More proof that a pretty face isn’t everything: character actor Tom Powers had a face that could stop a clock but it jumpstarted more than a few movies, including 1944’s The Phantom Speaks. Powers plays the granite-jawed Harvey Bogardus whose flinty profile would match his heart if he had one. Implacable, merciless, the man is a stone-cold killer with an executioner’s blasé attitude toward a condemned man. Now Bogardus faces his own hangman for the murder of a stranger who merely looked at Harvey’s wife the wrong way. But before Bogardus pays the piper he’s expecting company, a “psychic scientist” named Paul Renwick.

Renwick is overly intrigued by communication with the afterlife and he’s looking for a man with a will so strong he might prove immortal. The eternally angry Bogardus fits the bill so this odd couple makes a pact—after Harvey’s execution his spirit will return to terra firma using Renwick’s metaphysical roadmap. What Renwick didn’t expect was that Bogardus’s malignant life-force would claim another victim: Renwick himself, now the vehicle for Bogardus’s revenge.

The Phantom Speaks is yet another variation on Donovan’s Brain but in many ways it’s more compelling than The Lady and the Monster. Powers is genuinely unnerving, a noir version of Anton Chigurh. And as the soft-spoken Renwick, Stanley Ridges’s transformation from bookworm to terminator is almost as spooky (the actor had practice, he endured the same metamorphosis in 1941’s Black Friday). John English, an editor and director with a raft of serials and westerns on his resume, uses his basic but efficient skill set to make his point and move on, the perfect gameplan for a movie about a calculating killing machine.

The Catman of Paris (← click here for review) is calculating as well, a shameless matinee mash-up of six-gun action and gothic thrills—the director was Lesley Selander who helmed close to a hundred cowboy films for Universal and Republic. When released in 1946, Catman went out on a double bill with an equally toothless thriller, but they made for a killer marquee: The Catman of Paris and Valley of the Zombies.
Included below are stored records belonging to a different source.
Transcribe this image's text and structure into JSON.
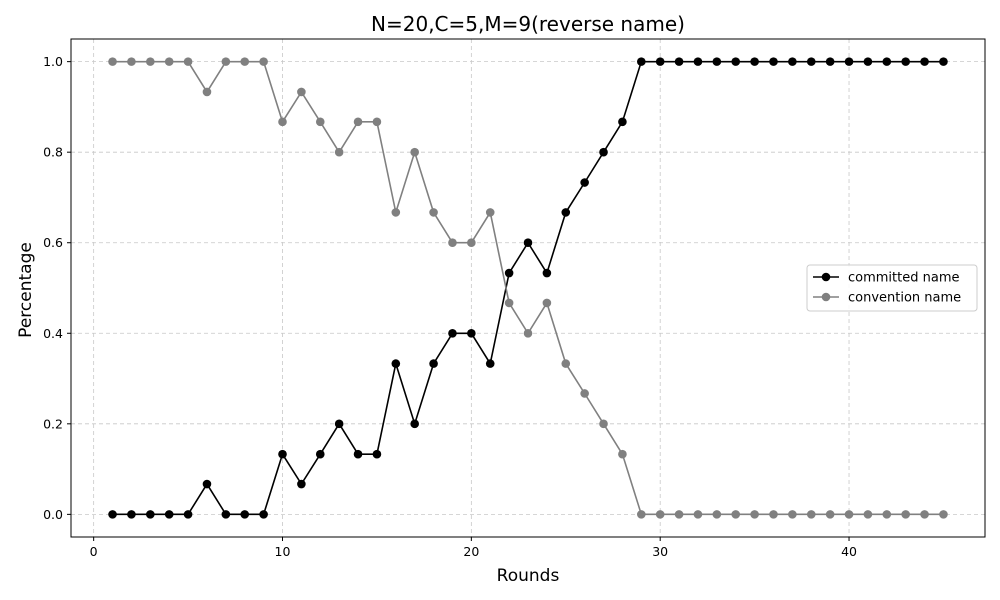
{
  "chart_data": {
    "type": "line",
    "title": "N=20,C=5,M=9(reverse name)",
    "xlabel": "Rounds",
    "ylabel": "Percentage",
    "xlim": [
      -1.2,
      47.2
    ],
    "ylim": [
      -0.05,
      1.05
    ],
    "xticks": [
      0,
      10,
      20,
      30,
      40
    ],
    "yticks": [
      "0.0",
      "0.2",
      "0.4",
      "0.6",
      "0.8",
      "1.0"
    ],
    "grid": true,
    "legend_position": "center-right",
    "x": [
      1,
      2,
      3,
      4,
      5,
      6,
      7,
      8,
      9,
      10,
      11,
      12,
      13,
      14,
      15,
      16,
      17,
      18,
      19,
      20,
      21,
      22,
      23,
      24,
      25,
      26,
      27,
      28,
      29,
      30,
      31,
      32,
      33,
      34,
      35,
      36,
      37,
      38,
      39,
      40,
      41,
      42,
      43,
      44,
      45
    ],
    "series": [
      {
        "name": "committed name",
        "color": "#000000",
        "values": [
          0,
          0,
          0,
          0,
          0,
          0.067,
          0,
          0,
          0,
          0.133,
          0.067,
          0.133,
          0.2,
          0.133,
          0.133,
          0.333,
          0.2,
          0.333,
          0.4,
          0.4,
          0.333,
          0.533,
          0.6,
          0.533,
          0.667,
          0.733,
          0.8,
          0.867,
          1,
          1,
          1,
          1,
          1,
          1,
          1,
          1,
          1,
          1,
          1,
          1,
          1,
          1,
          1,
          1,
          1
        ]
      },
      {
        "name": "convention name",
        "color": "#808080",
        "values": [
          1,
          1,
          1,
          1,
          1,
          0.933,
          1,
          1,
          1,
          0.867,
          0.933,
          0.867,
          0.8,
          0.867,
          0.867,
          0.667,
          0.8,
          0.667,
          0.6,
          0.6,
          0.667,
          0.467,
          0.4,
          0.467,
          0.333,
          0.267,
          0.2,
          0.133,
          0,
          0,
          0,
          0,
          0,
          0,
          0,
          0,
          0,
          0,
          0,
          0,
          0,
          0,
          0,
          0,
          0
        ]
      }
    ]
  }
}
By 1945 former matinee idol Ian Keith was one weird-looking dude. It’s no wonder director Philip Ford gave him a surplus of bug-eyed close-ups in Valley of the Zombies, because nothing else in this horror-comedy is remotely affecting. It’s Republic’s take on one of Universal’s light-hearted murder mysteries but Robert Livingston and Adrian Booth are not Dick Foran and Peggy Moran.

Livingstone and Booth are doctor and nurse respectively but they act more like slumming vaudeville actors with a bad joke for every occasion. And they have a lot to “joke” about; the blood supply in their laboratory has mysteriously dwindled over the weeks, a phenomenon traced to Ormand Murks, a living-dead man played by Keith. He needs more plasma and, surprise, he’ll kill anyone in his way.

The lazy script could use a transfusion too, and with Republic’s fabled penny-pinching undermining every shot, Valley of the Zombies (there’s no valley or zombies in this movie) is tedious even at 56 minutes.

Good or bad, all the films look swell in Kino’s new Blu ray set. Along with the new 4K scans of the films themselves,  there are commentaries from Tim Lucas for The Phantom Speaks and Valley of the Zombies, and a commentary on The Lady and the Monster from Stephen Bissette. David Del Valle and Miles Hunter do the honors for The Catman of Paris along with a second commentary for Zombies. As an extra-added attraction, Tim and Stephen share an on-camera chat about The Lady and the Monster. Rounding out the package is a generous selection of trailers from Republic productions.